Update: Release 0.9 is now available!
Introduction
Elephant is a persistent object protocol and database for Common Lisp.
The persistent protocol component of elephant overrides class creation
and standard slot accesses using the Meta Object Protocol (
MOP) to render slot
values persistent. Database functionality includes the ability to
persistently index and retrieve ordered sets of class instances and
ordinary lisp values.
Values are stored persistently on disk by one or more 'data stores',
which currently consist of Berkeley DB and SQL servers via CL-SQL. A
pure-lisp data store is under development. Elephant inherits the ACID properties of these
stores, and by design is transactional, multi-threaded, and in the
case of Berkeley DB, process safe.
The core elephant code base is available under the LLGPL
license. Data stores each come with their own, separate license.
Key Features
- Persistent Metaprotocol
- Create persistent classes with persistent and transient slots
- Each slot value is stored independantly and persistently on disk
- Persistent slots are inherited by subclasses
- Instances are lightweight, storing only a unique ID and a parent store reference
- Class indexing and traversal
- Class objects can be declared :indexed and automatically persisted
- All instances of a class are retrievable
- Slot option ':index t' automatically creates an inverted index on slot values
- Set and Mapping interfaces to indexed class instances
- User API to add/remove indices from a class and create 'derived' indices that populate an inverted index with the values returned by an arbitrary lisp function of an instance
- Persistent Sets
- Lightweight persistent set
- Persistent sets are also persistent objects
- Supports insert, remove, map, as-list operations
- assign sets as slot values in a class for easy 1:n mappings
- Persistent BTrees
- get-value and (setf get-value) to perform key/value stores
- Btrees are also persistent objects
- Indexes provide alternative orderings of a parent btree
- Rich cursor API for iterating over btrees with side effects
- Efficient map operators for indices:
map-btree and map-index
- Storage of Lisp Objects and Values
- Store most lisp types in persistent-slots and indices
- All numeric quantities
- Strings, including Unicode
- Symbols and paths
- Lists and trees of cons cells
- Standard classes
- Structs
- All array types
- Hash tables
- Efficient binary serializer implementation
- Transactional Architecture
- Transactions ensure that a set of operations for a given store are performed atomically
- Each primitive Elephant API operation not in a transaction is automatically atomic, and thus the state of the store is always consistent even if an interruption happens during the API call
- Transactions significantly enhance performance (all reads and
writes are in-memory until commit) as well as providing ACID features
- A simple macro, with-transaction, ensures transactionality of the body
- Nested transactions, including intermingling multiple-stores (tricky, but supported)
- Multi-store Architecture
- There are currently two different data stores: one using Berkeley DB and one using CL-SQL w/ Postrgresql or SQLite3
- Each store has a separate physical file
- Multiple-stores can be open and in-use concurrently
- Migration interface to copy or move data to different data stores of any kind
- Upgrade facility to open and migrate data from older versions of Elephant
Limitations
Elephant is not a complete persistence solution, although it provides
most of the features as other alternatives. Functions, closures, and
class objects cannot be stored. Garbage collection is only supported
via an offline migrate interface which will compact the database by
only copying reachable instances. Explicit deletion of data is also
possible and some data stores will exploit reuse freed space to reduce
the total disk utilization.
Perhaps the most frustrating limitation, and the one requiring the
most effort to work around is that aggregate objects (arrays, lists,
hash tables) do not support persistent operations. That is if you
store a list, reload it and use (setf (cdr list)
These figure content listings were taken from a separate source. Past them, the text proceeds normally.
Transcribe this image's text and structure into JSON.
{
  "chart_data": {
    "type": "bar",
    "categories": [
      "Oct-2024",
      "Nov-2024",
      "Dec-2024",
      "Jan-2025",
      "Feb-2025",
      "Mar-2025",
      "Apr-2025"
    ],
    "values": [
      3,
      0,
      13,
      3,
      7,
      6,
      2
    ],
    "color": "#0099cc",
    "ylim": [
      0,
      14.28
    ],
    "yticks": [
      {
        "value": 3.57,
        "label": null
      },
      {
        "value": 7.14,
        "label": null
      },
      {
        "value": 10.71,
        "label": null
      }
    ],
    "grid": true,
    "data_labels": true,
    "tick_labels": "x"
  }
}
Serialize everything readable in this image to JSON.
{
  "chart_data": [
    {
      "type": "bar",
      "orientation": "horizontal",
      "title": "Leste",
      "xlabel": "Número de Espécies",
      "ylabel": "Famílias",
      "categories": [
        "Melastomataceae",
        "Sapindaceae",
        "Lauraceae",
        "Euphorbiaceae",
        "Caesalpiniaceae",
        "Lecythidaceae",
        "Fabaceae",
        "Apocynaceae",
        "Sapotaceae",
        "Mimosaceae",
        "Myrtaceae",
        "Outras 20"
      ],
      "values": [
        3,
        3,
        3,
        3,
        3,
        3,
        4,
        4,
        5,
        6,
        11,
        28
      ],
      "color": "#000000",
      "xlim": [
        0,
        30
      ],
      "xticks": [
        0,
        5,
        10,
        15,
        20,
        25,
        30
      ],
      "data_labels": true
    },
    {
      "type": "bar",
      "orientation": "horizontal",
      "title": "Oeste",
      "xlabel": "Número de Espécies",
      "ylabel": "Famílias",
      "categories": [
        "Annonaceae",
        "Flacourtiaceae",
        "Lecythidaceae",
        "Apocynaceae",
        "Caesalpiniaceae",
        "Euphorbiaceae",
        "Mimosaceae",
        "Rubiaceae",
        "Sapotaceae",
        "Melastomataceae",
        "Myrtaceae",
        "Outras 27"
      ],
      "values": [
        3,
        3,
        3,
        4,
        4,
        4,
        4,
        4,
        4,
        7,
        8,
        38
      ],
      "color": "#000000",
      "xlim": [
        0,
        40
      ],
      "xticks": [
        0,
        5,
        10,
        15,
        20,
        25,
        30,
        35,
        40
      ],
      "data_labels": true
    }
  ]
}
new-list) the in-memory list will not be the same as that on
disk. Any list that is loaded from a slot or index will result in a
freshly consed list. Elephant solves these problem by introducing two
primitive data structures, persistent sets and BTrees.
Elephant's database facilities are limited to explicit storage in
BTrees via persistent class and slot indexing. The Elephant roadmap
includes some significant feature enhancements for querying the
database that should make Elephant simpler to use and useful across a
wide variety of applications. See the
Trac Site for more
information.
Caveats aside, Elephant is used in active websites and other projects
that require significant reliability and has held up well under some
heavy usage patterns. The 0.9 release has patched many of the
problems identified in these uses. See the download page for more details.